Since we already talked about the fusuma paintings in the Main Hall, here in the Collection Room I’d like for you to imagine who Rosetsu the artist was.
Rosetsu showed talent in painting from a young age. We don’t know who his initial master was, but we do know that he took on Ōkyo’s tutelage at the age of 25.
Ōkyo was known as “the father of sketching”, and was a master of drawing realistic aspects of life and nature. He was famous for saying, “If you’re going to draw a human, you must first be certain of the skeleton before you can draw its clothing.” But this “sketching” does not refer to drawing whatever you see in front of you, like in an art class. Instead, it means, sketching things over and over again, honing your technique, until you draw something that looks like it could be real. Ōkyo also said that, “When painting large spaces like fusuma, you must appreciate the space between you and the painting. If there is a time when you are up close and cannot continue to move your brush, look upon it from afar, and you will see the beauty of it in your heart.”
While still young, Rosetsu dedicated himself to Ōkyo’s principles and learned his painting style. Gradually, he started to build a name for himself in Kyoto. When he was 33 years old, his master ordered him to go to Wakayama to paint at Muryōji Temple. What must he have thought about as he traveled across the land? The tiger painting and the dragon painting did not come from a sudden rebelliousness. Rosetsu had studied a similar composition style to Ōkyo’s in the past, but he felt like it was not enough for him to paint like Okyo. He had to find his own path.
That may have been a nagging conflict for him that began to erupt during his trip to Wakayama and exploded while painting the fusuma at Muryōji. It’s possible he just wanted to draw Okyo’s tigers and dragons in his own style. Perhaps he didn’t want to draw realistically. He may have wanted to break the mold instead. Maybe throughout his travels he had been searching for a solution, and then, when he placed his brush down after finishing the tiger, he was finally able to say, “I did it.”
After painting the tiger, Rosetsu started on his own path.
Of the works in the Collection Room, the painting of Hotei, the Sparrows, and the Dogs is from before his departure from Ōkyo’s style. The Drunken Tiger was painted after. Let’s compare them.
The painting of Hotei, the Sparrows, and the Dogs includes bamboo trees as well as dogs. If you combine the Japanese characters for “bamboo” and “dog”, you get the character for “laugh,” and laughter is a theme in the works that Rosetsu created before his independence. The technique of painting cute, fluffy dogs was inherited from Ōkyo, but compared to Ōkyo’s realistic style, Rosetsu tends to make them a bit more human-like. Some people, however, say that Rosetsu’s style actually makes human children more dog-like, instead.
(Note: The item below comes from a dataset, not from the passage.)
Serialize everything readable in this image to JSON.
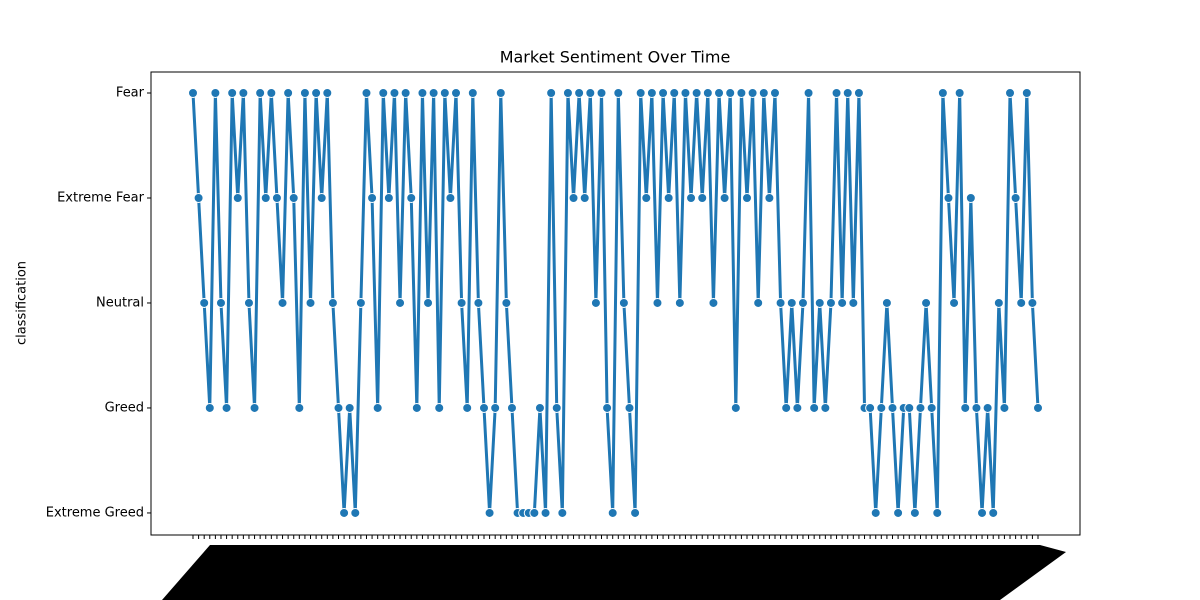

In contrast, the Drunken Tiger painting, which some say was an improvisation, takes the distortion of features even further. The more detail one tries to paint, the more it stops looking like a frozen moment in time, and the more lively it becomes. In painting the Drunken Tiger, Rosetsu may have found his own style by creating movement within a painting.
What’s more, in “The Monkey and a Loincloth”, if you follow to the end of the mysterious line that the man is holding, which leads to the back of the panel, you will find a monkey. This is another of Rosetsu’s tricks, and in interesting example of his playful spirit.
Rosetsu explored his own style as he traveled around the temples of Wakayama, and then after returning to Kyoto, he continued to paint freely.
Sometimes he would paint live at a banquet, improvising and using strange techniques like setting aside his paintbrush and using his fingers and nails, or painting while he was drunk. As a result, his work is filled with rough, distorted paintings that are almost the opposite of Ōkyo’s style.
On occasion, he would also paint in collaboration with poetry, where, as he created a visual, a poet would compose words to go along with it.
Customers would often compete to buy these works at high prices, but it’s said that he would squander the money he earned as soon as he earned it on lavish parties.
Rosetsu also experienced a lot of hardship in his personal life. He lost four children: one in the womb, one at the age of three, and two at the age of two. This, too, would affect his art, which slowly began to reflect the darkness in his heart.
Today, there are many strange stories about Rosetsu’s life that have been passed down through the years. One says that he was excommunicated by Ōkyo three times, and another says that he once got so carried away doing acrobatics with a spinning top, that he poked his eye out and went blind. Yet another tells us that someone poisoned him to death out of revenge. We don’t know if any of these are true; it’s not even certain if Ōkyo and Rosetsu ever did have a true falling out. But we do know that Rosetsu did continue to paint based on Ōkyo’s style until the end of his life, and he was even invited to participate in a grand project in which all of Ōkyo’s apprentices were called to help. It may well be that Ōkyo actually approved of his student’s new style.
One certifiable truth is that just four years after Ōkyo’s death, Rosetsu also died, suddenly, at the age of 46, just 14 years after painting the fusuma at Muryōji. One can’t help but wonder what kind of life he led in those years in between. It might be worth exploring more of his work to find out.